Overall, the n-grams approach seems to work with little training data and to achieve decent results in all cases. The way the URL is segmented into tokens is crucial, and it may explain at least partly why a classifier fails. Most of the tasks reviewed here were binary classification tasks, other questions arise when there has to be more than two classes, most notably the huge number of languages and topics to be found on the web and the difficulty to build exhaustive lists and/or relevant groups.

References

  • Abramson M. and Aha D.W.(2012), “What’s in a URL? Genre Classification from URLs”, in Intelligent Techniques for Web Personalization and Recommender Systems.

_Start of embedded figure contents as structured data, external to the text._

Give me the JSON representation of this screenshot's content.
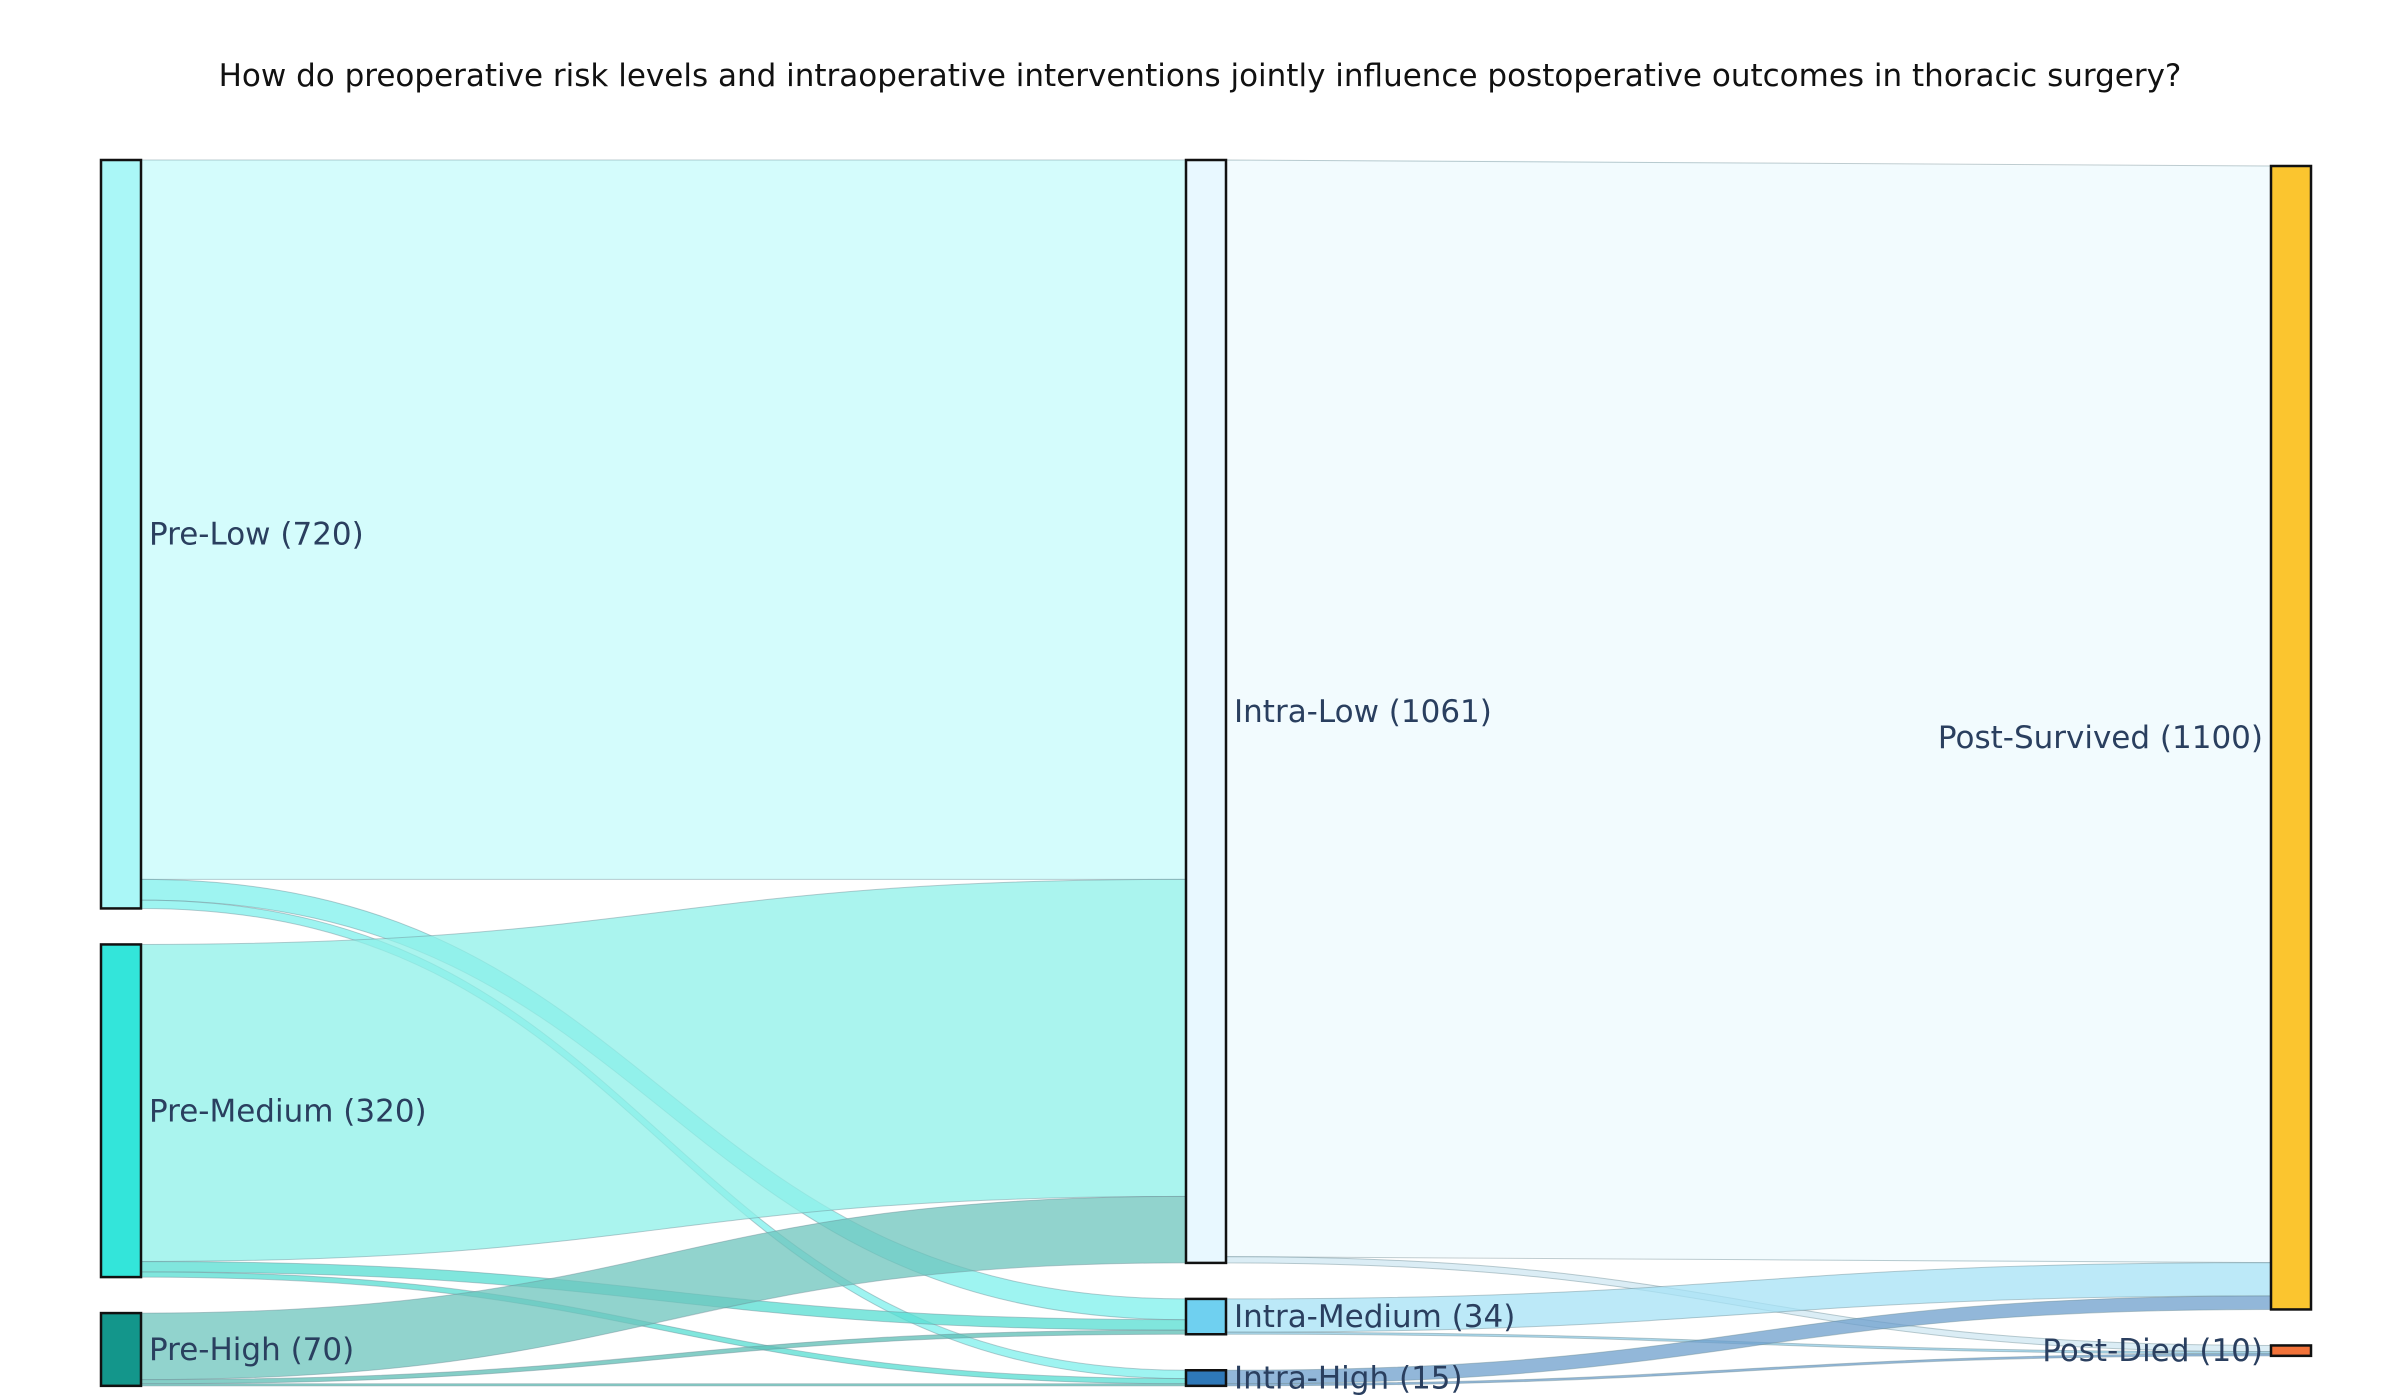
{
  "chart_data": {
    "type": "sankey",
    "title": "How do preoperative risk levels and intraoperative interventions jointly influence postoperative outcomes in thoracic surgery?",
    "nodes": [
      {
        "id": "pre_low",
        "label": "Pre-Low (720)",
        "value": 720,
        "color": "#aaf7f7"
      },
      {
        "id": "pre_med",
        "label": "Pre-Medium (320)",
        "value": 320,
        "color": "#33e5da"
      },
      {
        "id": "pre_high",
        "label": "Pre-High (70)",
        "value": 70,
        "color": "#13968b"
      },
      {
        "id": "intra_low",
        "label": "Intra-Low (1061)",
        "value": 1061,
        "color": "#e8f8ff"
      },
      {
        "id": "intra_med",
        "label": "Intra-Medium (34)",
        "value": 34,
        "color": "#6fd0f0"
      },
      {
        "id": "intra_high",
        "label": "Intra-High (15)",
        "value": 15,
        "color": "#2e78b8"
      },
      {
        "id": "post_surv",
        "label": "Post-Survived (1100)",
        "value": 1100,
        "color": "#fbc52f"
      },
      {
        "id": "post_died",
        "label": "Post-Died (10)",
        "value": 10,
        "color": "#f2733a"
      }
    ],
    "links": [
      {
        "source": "pre_low",
        "target": "intra_low",
        "value": 692,
        "color": "#c5fbfb"
      },
      {
        "source": "pre_low",
        "target": "intra_med",
        "value": 20,
        "color": "#7ef0ec"
      },
      {
        "source": "pre_low",
        "target": "intra_high",
        "value": 8,
        "color": "#7ef0ec"
      },
      {
        "source": "pre_med",
        "target": "intra_low",
        "value": 305,
        "color": "#8ef0e8"
      },
      {
        "source": "pre_med",
        "target": "intra_med",
        "value": 10,
        "color": "#55ddd2"
      },
      {
        "source": "pre_med",
        "target": "intra_high",
        "value": 5,
        "color": "#55ddd2"
      },
      {
        "source": "pre_high",
        "target": "intra_low",
        "value": 64,
        "color": "#6cc4bc"
      },
      {
        "source": "pre_high",
        "target": "intra_med",
        "value": 4,
        "color": "#5cbdb4"
      },
      {
        "source": "pre_high",
        "target": "intra_high",
        "value": 2,
        "color": "#5cbdb4"
      },
      {
        "source": "intra_low",
        "target": "post_surv",
        "value": 1055,
        "color": "#eef9fe"
      },
      {
        "source": "intra_low",
        "target": "post_died",
        "value": 6,
        "color": "#cfe7f2"
      },
      {
        "source": "intra_med",
        "target": "post_surv",
        "value": 32,
        "color": "#a6e2f6"
      },
      {
        "source": "intra_med",
        "target": "post_died",
        "value": 2,
        "color": "#8fcbe4"
      },
      {
        "source": "intra_high",
        "target": "post_surv",
        "value": 13,
        "color": "#6e9fcc"
      },
      {
        "source": "intra_high",
        "target": "post_died",
        "value": 2,
        "color": "#6e9fcc"
      }
    ]
  }
}
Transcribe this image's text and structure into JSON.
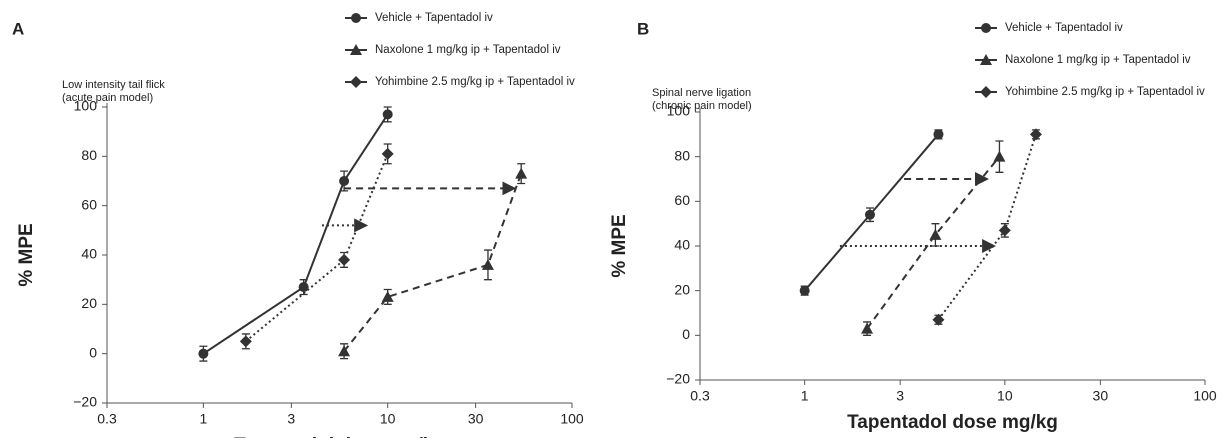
{
  "chart_data": [
    {
      "type": "line",
      "panel": "A",
      "annotation": [
        "Low intensity tail flick",
        "(acute pain model)"
      ],
      "xlabel": "Tapentadol dose mg/kg",
      "ylabel": "% MPE",
      "xscale": "log",
      "xlim": [
        0.3,
        100
      ],
      "xticks": [
        0.3,
        1,
        3,
        10,
        30,
        100
      ],
      "ylim": [
        -20,
        100
      ],
      "yticks": [
        {
          "value": -20,
          "label": "−20"
        },
        0,
        20,
        40,
        60,
        80,
        100
      ],
      "series": [
        {
          "name": "Vehicle + Tapentadol iv",
          "color": "#333333",
          "marker": "circle",
          "line": "solid",
          "x": [
            1,
            3.5,
            5.8,
            10
          ],
          "values": [
            0,
            27,
            70,
            97
          ],
          "errors": [
            3,
            3,
            4,
            3
          ]
        },
        {
          "name": "Naxolone 1 mg/kg ip + Tapentadol iv",
          "color": "#333333",
          "marker": "triangle",
          "line": "dashed",
          "x": [
            5.8,
            10,
            35,
            53
          ],
          "values": [
            1,
            23,
            36,
            73
          ],
          "errors": [
            3,
            3,
            6,
            4
          ]
        },
        {
          "name": "Yohimbine 2.5 mg/kg ip + Tapentadol iv",
          "color": "#333333",
          "marker": "diamond",
          "line": "dotted",
          "x": [
            1.7,
            5.8,
            10
          ],
          "values": [
            5,
            38,
            81
          ],
          "errors": [
            3,
            3,
            4
          ]
        }
      ],
      "arrows": [
        {
          "line": "dashed",
          "x": [
            5.8,
            49
          ],
          "y": [
            67,
            67
          ]
        },
        {
          "line": "dotted",
          "x": [
            4.4,
            7.7
          ],
          "y": [
            52,
            52
          ]
        }
      ]
    },
    {
      "type": "line",
      "panel": "B",
      "annotation": [
        "Spinal nerve ligation",
        "(chronic pain model)"
      ],
      "xlabel": "Tapentadol dose mg/kg",
      "ylabel": "% MPE",
      "xscale": "log",
      "xlim": [
        0.3,
        100
      ],
      "xticks": [
        0.3,
        1,
        3,
        10,
        30,
        100
      ],
      "ylim": [
        -20,
        100
      ],
      "yticks": [
        {
          "value": -20,
          "label": "−20"
        },
        0,
        20,
        40,
        60,
        80,
        100
      ],
      "series": [
        {
          "name": "Vehicle + Tapentadol iv",
          "color": "#333333",
          "marker": "circle",
          "line": "solid",
          "x": [
            1,
            2.12,
            4.66
          ],
          "values": [
            20,
            54,
            90
          ],
          "errors": [
            2,
            3,
            2
          ]
        },
        {
          "name": "Naxolone 1 mg/kg ip + Tapentadol iv",
          "color": "#333333",
          "marker": "triangle",
          "line": "dashed",
          "x": [
            2.05,
            4.5,
            9.4
          ],
          "values": [
            3,
            45,
            80
          ],
          "errors": [
            3,
            5,
            7
          ]
        },
        {
          "name": "Yohimbine 2.5 mg/kg ip + Tapentadol iv",
          "color": "#333333",
          "marker": "diamond",
          "line": "dotted",
          "x": [
            4.66,
            10,
            14.3
          ],
          "values": [
            7,
            47,
            90
          ],
          "errors": [
            2,
            3,
            2
          ]
        }
      ],
      "arrows": [
        {
          "line": "dashed",
          "x": [
            3.14,
            8.2
          ],
          "y": [
            70,
            70
          ]
        },
        {
          "line": "dotted",
          "x": [
            1.5,
            8.9
          ],
          "y": [
            40,
            40
          ]
        }
      ]
    }
  ]
}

AAAI Technical Report. Association for the Advancement of Artificial Intelligence.
  • Baykan E., Henzinger M., Marian L. and Weber I. (2009), “Purely URL-based topic classification”, in Proceedings of the 18th international conference on World Wide Web, pp. 1109-1110.
  • Baykan E., Henzinger M. and Weber I. (2008), “Web Page Language Identification Based on URLs”, in Proceedings of the VLDB Endowment. Vol. 1(1), pp. 176-187. VLDB Endowment.
  • Kan M.-Y. and Thi H.O.N.(2005), “Fast webpage classification using URL features”, in Proceedings of the 14th ACM International Conference on Information and Knowledge Management, pp. 325-334. Association for Computing Machinery.
  • Ma J., Saul L.K., Savage S. and Voelker G.M.(2009), “Identifying suspicious URLs: an application of large-scale online learning”, in Proceedings of the 26th Annual International Conference on Machine Learning, pp. 681-688.